Südengland sitzt bald auf dem Trockenen – aber weder Versorger noch Verbraucher tun etwas dagegen

Engländer wissen schon lange, dass das mit dem ewigen Regen nicht stimmt. Londoner Gentlemen lassen den Schirm schon lange zu Hause. Nach zwei Wintern mit unterdurchschnittlichen Niederschlägen ist das Lebensgefühl in Europas größter Stadt eher wie in Rom oder Madrid.

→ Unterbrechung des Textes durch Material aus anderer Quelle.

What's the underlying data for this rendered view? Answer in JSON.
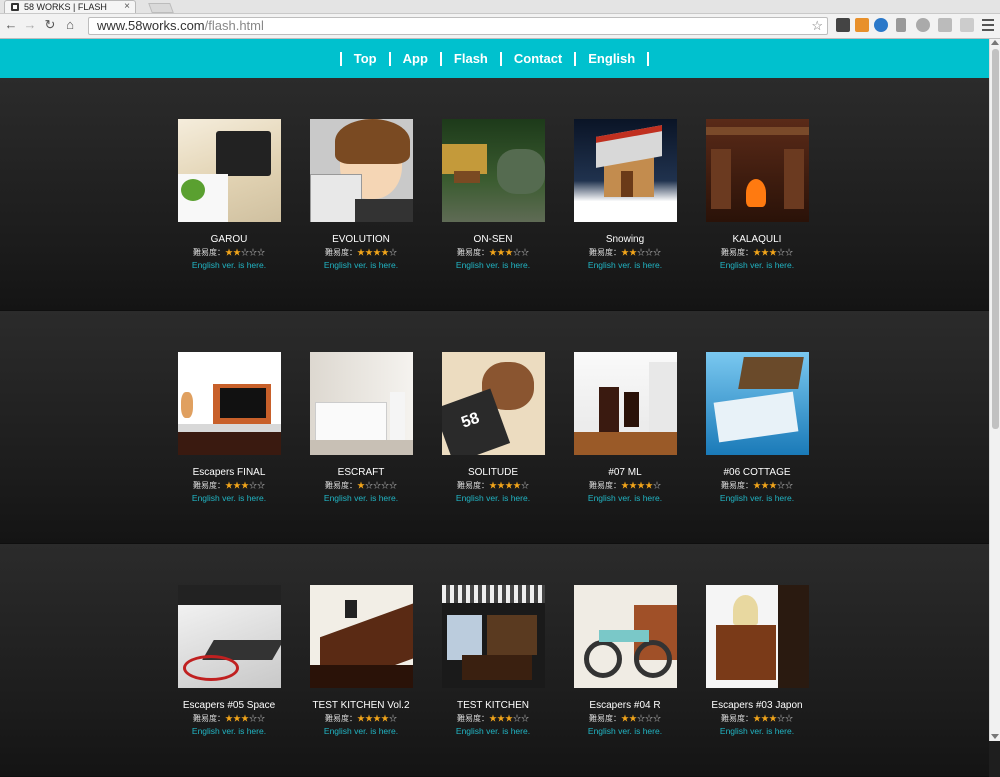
{
  "browser": {
    "tab_title": "58 WORKS | FLASH",
    "tab_close": "×",
    "url_host": "www.58works.com",
    "url_path": "/flash.html",
    "back": "←",
    "forward": "→",
    "reload": "↻",
    "home": "⌂",
    "star": "☆"
  },
  "nav": {
    "items": [
      "Top",
      "App",
      "Flash",
      "Contact",
      "English"
    ]
  },
  "difficulty_label": "難易度：",
  "star_on": "★",
  "star_off": "☆",
  "english_link": "English ver. is here.",
  "colors": {
    "header": "#00c1ce",
    "link": "#21b5c4",
    "star": "#f2a51a"
  },
  "rows": [
    {
      "games": [
        {
          "title": "GAROU",
          "stars": 2
        },
        {
          "title": "EVOLUTION",
          "stars": 4
        },
        {
          "title": "ON-SEN",
          "stars": 3
        },
        {
          "title": "Snowing",
          "stars": 2
        },
        {
          "title": "KALAQULI",
          "stars": 3
        }
      ]
    },
    {
      "games": [
        {
          "title": "Escapers FINAL",
          "stars": 3
        },
        {
          "title": "ESCRAFT",
          "stars": 1
        },
        {
          "title": "SOLITUDE",
          "stars": 4
        },
        {
          "title": "#07 ML",
          "stars": 4
        },
        {
          "title": "#06 COTTAGE",
          "stars": 3
        }
      ]
    },
    {
      "games": [
        {
          "title": "Escapers #05 Space",
          "stars": 3
        },
        {
          "title": "TEST KITCHEN Vol.2",
          "stars": 4
        },
        {
          "title": "TEST KITCHEN",
          "stars": 3
        },
        {
          "title": "Escapers #04 R",
          "stars": 2
        },
        {
          "title": "Escapers #03 Japon",
          "stars": 3
        }
      ]
    }
  ]
}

London und Südengland stehen vor dem Dürrenotstand. So hat sich Kameramann Richard Gibb, wie viele Kleingärtner, eine 130-Liter-Wassertonne gekauft und die Regenrinne umgeleitet. „Bisher ist nur Staub darin“, sagt er und blickt sorgenvoll erst in die leere Tonne und dann an den blauen Himmel. Seit April dürfen 13 Millionen Südengländer ihre Gärtchen nicht mehr mit dem Gartenschlauch wässern. Auch Fensterputzer und Autobesitzer, die mal den Wagen abspritzen wollen, sind Opfer des „Hosepipe Bans“.

Fein heraus ist dagegen der Labourabgeordnete und Multimillionär Geoffrey Robinson: Während Kleingärtner Gibb in die Tonne guckt, darf Robinson täglich 300 Tonnen Wasser aus seiner eigenen Grundwasserbohrung pumpen und den Rasen seines Parks in Goldalming nach Herzenslust sprengen. Die „Daily Mail“zeigte Bilder, auf denen das Wasser die Auffahrt des Anwesens hinunterströmt.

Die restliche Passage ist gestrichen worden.